IMO, this has been a weak spot for clojure in the past, but it's getting rectified.  A lot of folks take a "sequence of maps" approach - which is great from an API standpoint since you can just leverage all the seq/transducer libraries in a very natural workflow.  However, the data representation is severely bloated and just isn't practical for even moderate sized files.  A lot of my work with spork.util.table resulted after running into these problems, as well as seeing libraries like R's datatable just plow through similar size inputs.  I think tech.ml.dataset is on the right track though (definitely on the space and speed frontier), since it leverages some clever work in TableSaw (which is trying to be like pandas for the JVM).
thank you, aware of libpython-clj and quite exciting. And you're right my very first approach was the sequence of maps: with 5500 columns that was blowing up immediately from a memory standpoint. Had a look at spork, very interesting stuff,!
Final comment, in case you find it useful:  I did some testing with clojure.data.csv, along with the string pooling I showed and tablesaw's implementation (it uses a bytemapdictionary that promotes to shortmap with some interesting properties).

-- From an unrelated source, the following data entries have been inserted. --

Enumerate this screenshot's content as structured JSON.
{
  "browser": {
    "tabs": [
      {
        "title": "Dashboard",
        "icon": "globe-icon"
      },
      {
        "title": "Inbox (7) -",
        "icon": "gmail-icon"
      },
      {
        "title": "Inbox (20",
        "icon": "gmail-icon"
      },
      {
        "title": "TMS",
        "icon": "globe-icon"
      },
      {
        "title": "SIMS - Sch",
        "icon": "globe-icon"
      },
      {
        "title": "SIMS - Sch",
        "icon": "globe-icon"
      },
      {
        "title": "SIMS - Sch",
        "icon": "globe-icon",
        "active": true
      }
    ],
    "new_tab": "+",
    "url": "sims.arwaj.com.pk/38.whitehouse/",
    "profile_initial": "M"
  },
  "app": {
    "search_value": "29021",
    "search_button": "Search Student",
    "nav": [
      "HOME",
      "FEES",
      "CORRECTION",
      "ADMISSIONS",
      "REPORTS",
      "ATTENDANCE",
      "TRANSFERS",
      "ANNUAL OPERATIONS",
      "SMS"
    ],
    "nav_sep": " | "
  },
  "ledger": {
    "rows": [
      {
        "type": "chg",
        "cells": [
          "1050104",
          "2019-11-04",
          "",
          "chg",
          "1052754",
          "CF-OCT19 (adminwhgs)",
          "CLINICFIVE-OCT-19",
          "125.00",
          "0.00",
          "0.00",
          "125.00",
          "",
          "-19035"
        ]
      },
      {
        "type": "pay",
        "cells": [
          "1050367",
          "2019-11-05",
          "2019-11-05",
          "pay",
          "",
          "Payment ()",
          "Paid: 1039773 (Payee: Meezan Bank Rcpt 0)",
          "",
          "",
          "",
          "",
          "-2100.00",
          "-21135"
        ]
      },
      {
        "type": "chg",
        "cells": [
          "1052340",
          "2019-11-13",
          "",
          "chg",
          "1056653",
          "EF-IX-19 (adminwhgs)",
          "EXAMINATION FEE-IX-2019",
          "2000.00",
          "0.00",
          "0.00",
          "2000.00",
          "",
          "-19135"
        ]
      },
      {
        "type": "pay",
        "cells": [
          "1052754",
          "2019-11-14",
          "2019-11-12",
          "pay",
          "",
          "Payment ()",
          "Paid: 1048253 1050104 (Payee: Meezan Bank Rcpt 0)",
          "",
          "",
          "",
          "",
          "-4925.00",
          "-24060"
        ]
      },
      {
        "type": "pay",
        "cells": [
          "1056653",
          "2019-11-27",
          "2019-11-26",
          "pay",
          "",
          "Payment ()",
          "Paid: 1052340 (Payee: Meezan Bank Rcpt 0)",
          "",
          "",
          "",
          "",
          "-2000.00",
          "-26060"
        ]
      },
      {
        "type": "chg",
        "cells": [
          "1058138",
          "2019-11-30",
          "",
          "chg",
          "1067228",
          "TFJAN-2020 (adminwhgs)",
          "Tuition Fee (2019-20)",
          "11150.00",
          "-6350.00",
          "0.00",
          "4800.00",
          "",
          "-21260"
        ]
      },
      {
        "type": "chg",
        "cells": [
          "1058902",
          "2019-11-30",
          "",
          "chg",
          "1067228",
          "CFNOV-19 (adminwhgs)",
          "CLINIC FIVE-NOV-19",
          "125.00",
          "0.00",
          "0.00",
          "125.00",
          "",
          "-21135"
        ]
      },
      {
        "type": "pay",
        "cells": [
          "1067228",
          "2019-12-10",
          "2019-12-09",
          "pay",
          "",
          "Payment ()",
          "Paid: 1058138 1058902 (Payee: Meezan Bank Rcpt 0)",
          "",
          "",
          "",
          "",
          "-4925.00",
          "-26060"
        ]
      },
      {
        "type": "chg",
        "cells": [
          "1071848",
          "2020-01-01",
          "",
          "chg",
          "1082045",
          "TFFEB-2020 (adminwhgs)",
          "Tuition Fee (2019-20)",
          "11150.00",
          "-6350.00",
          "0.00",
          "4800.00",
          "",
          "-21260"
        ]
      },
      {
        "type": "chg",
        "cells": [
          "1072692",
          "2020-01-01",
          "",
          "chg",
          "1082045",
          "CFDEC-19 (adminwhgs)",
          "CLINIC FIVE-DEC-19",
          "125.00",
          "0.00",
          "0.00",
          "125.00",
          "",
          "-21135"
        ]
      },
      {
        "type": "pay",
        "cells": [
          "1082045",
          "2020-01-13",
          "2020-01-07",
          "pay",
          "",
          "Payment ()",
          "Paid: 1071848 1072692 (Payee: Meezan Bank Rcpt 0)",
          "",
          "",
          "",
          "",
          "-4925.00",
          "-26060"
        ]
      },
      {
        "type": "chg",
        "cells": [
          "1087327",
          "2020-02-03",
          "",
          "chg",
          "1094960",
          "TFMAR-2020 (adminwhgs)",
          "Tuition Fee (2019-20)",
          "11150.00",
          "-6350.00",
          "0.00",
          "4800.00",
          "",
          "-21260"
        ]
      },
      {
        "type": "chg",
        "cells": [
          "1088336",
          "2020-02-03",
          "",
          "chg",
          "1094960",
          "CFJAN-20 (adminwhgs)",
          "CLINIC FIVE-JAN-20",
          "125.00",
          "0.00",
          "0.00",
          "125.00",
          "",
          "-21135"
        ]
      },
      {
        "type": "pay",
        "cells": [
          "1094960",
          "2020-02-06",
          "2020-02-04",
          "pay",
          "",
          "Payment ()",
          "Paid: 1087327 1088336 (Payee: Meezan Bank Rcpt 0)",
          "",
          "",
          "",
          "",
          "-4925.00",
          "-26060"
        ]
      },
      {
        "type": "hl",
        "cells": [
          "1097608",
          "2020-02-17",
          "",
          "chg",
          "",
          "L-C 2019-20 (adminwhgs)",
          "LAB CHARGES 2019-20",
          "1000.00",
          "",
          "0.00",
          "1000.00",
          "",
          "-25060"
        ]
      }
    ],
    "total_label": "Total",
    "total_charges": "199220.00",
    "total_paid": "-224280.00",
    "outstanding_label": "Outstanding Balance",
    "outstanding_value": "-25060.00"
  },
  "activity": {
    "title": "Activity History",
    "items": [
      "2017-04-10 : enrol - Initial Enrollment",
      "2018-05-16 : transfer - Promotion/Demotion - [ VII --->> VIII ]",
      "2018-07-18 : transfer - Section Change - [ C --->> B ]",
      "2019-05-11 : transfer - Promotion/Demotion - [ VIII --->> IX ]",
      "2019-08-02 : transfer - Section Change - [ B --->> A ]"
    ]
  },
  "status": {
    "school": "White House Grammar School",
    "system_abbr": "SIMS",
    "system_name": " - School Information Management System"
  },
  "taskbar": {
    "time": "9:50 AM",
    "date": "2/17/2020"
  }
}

In general, naive string pooling and tablesaw's implementation appear to perform about the same.  If you pool every entry while parsing the csv, then you get about a 4x compression.  On my test data set, about a 2850779  line, 268 mb tsv file, on an i7 with a 4gb heap, I busted the heap and get a GC error if I try to realize the naive data.csv seq into a vector.  Using string pooling (still somewhat naive, but trying to cache repeated references), I'm able to build the vector in 45s, and use about 800mb of memory.  Playing with pool size and bounds can provide minor gains, but the defaults seem pretty decent.


Streaming and building a more efficient cached structure is probably better, but if you can afford the 0.8gb heap usage and about a minute of read time, maybe it's tenable for your use case.  Obviously, compression will vary with the dataset (e.g. if you have very sparse set of categorical data, you'll do better).
thank you so much Tom!
+2 votes

Every field in a CSV file becomes a separate Clojure/Java string in memory after parsing. Every Java string in JDK 8 requires 24 bytes for a String Object, plus 16 bytes for an array object, plus 2 bytes per char (they are stored in memory as UTF-16, 2 bytes per char, even if ASCII). The 40 bytes per field might be far larger than 2 bytes per char, depending on how many fields your CSV file has. If you use JDK 9 or later, compact strings enable a memory optimization of 1 byte per char in memory if a field contains only ASCII chars, but it does not reduce the 40 bytes per string/field.

thanks, helps me understand the memory usage!